The Mysteries (between 40 and 60 each year) are carried by young islanders wearing 'confraternity' robes inspired by the Confraternita dei Turchini: turquoise cloaks on white robes.
A picturesque and spectacular tradition that, however, excludes young women: only men take part in the work and the procession.
In addition to the Mysteries, the procession includes the much-loved statue of the Dead Christ (sculpted, according to legend, by a jail prisoner), Our Lady of Sorrows and the pallìo, the funeral canopy.
Following the procession are also the faithful and little girls and boys: the 'little angels'.
At the end of the religious service, the Mysteries are dismantled and all the food part of the compositions (fruit, eggs, bread) is then distributed and eaten by the participants.
The story of this statue, deeply loved by every citizen of Procida, is actually different from the one told by the legends. Its author is Carmine Lantriceni, a Neapolitan sculptor of the 18th century. The Dead Christ was in fact sculpted in 1728.
It seems that Latriceni was an artisan expert in the art of nativity scenes and that the sculpture was expressly commissioned by the Confraternity of the Turchini, in order to carry it in procession. The Dead Christ is a baroque statue with a strong emotional background: it was built in such a way as to highlight the suffering and humanity of the figure of Christ, arousing in the viewer a great spiritual participation. The material used for the realization is polychrome wood and the structure of the statue suggests that its author, Lantriceni, had a deep knowledge of the human figure and how to convey its plasticity.
The statue of the Dead Christ can be visited in the Congrega dell'Immacolata Concezione of Procida, known as Congrega dei Turchini, in Via Marcello Scotti.
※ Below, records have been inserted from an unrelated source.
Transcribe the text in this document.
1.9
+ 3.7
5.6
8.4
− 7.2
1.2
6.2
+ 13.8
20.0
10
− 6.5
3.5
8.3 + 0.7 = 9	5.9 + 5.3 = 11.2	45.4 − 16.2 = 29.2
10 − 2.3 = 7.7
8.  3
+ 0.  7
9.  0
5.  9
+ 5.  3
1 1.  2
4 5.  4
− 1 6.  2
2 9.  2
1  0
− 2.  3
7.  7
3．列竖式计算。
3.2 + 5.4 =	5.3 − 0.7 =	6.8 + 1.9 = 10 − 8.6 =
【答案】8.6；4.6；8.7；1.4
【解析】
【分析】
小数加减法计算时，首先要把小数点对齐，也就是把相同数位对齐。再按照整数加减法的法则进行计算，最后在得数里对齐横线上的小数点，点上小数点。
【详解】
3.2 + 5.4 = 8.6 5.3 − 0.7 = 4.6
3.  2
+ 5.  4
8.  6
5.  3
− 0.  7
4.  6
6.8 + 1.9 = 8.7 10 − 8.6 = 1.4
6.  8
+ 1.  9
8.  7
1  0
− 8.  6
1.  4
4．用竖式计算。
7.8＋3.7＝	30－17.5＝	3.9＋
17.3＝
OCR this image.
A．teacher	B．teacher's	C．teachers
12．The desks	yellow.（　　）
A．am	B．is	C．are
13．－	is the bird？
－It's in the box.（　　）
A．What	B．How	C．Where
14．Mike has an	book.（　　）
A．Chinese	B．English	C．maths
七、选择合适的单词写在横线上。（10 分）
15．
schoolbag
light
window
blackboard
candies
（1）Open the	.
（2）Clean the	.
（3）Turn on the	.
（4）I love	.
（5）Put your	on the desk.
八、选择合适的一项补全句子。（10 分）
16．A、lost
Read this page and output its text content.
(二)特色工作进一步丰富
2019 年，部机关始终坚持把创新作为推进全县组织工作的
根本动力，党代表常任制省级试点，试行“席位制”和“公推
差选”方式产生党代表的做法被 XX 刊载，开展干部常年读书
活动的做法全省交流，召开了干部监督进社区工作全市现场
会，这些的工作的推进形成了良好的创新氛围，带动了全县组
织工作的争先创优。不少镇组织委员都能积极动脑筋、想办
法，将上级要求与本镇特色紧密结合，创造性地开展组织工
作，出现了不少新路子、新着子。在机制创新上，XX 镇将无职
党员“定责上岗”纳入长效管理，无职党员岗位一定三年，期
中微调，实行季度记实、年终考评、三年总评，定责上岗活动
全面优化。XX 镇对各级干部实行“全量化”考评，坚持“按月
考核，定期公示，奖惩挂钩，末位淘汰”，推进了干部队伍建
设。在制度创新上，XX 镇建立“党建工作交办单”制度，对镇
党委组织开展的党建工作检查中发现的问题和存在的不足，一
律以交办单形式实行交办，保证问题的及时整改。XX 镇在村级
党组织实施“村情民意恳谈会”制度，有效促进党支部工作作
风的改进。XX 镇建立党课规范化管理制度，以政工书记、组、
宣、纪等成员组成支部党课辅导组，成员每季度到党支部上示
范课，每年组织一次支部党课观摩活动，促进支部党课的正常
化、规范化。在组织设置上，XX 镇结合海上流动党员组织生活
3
The bond with the Christian faith in Procida is very strong, especially during the Easter period. Whether they are really believers or not, the citizens collaborate together to keep the traditions firm over the centuries, maintaining intact that uniqueness and that island pride, the same making Procida earn the title of Capital of Culture 2022. Even the visitor notices this and is involved in a great feast, where both penitence and joy find their place, together with a celebration of art and a manifestation of worship so exquisitely Campanian: devout but with a taste for baroque and excess.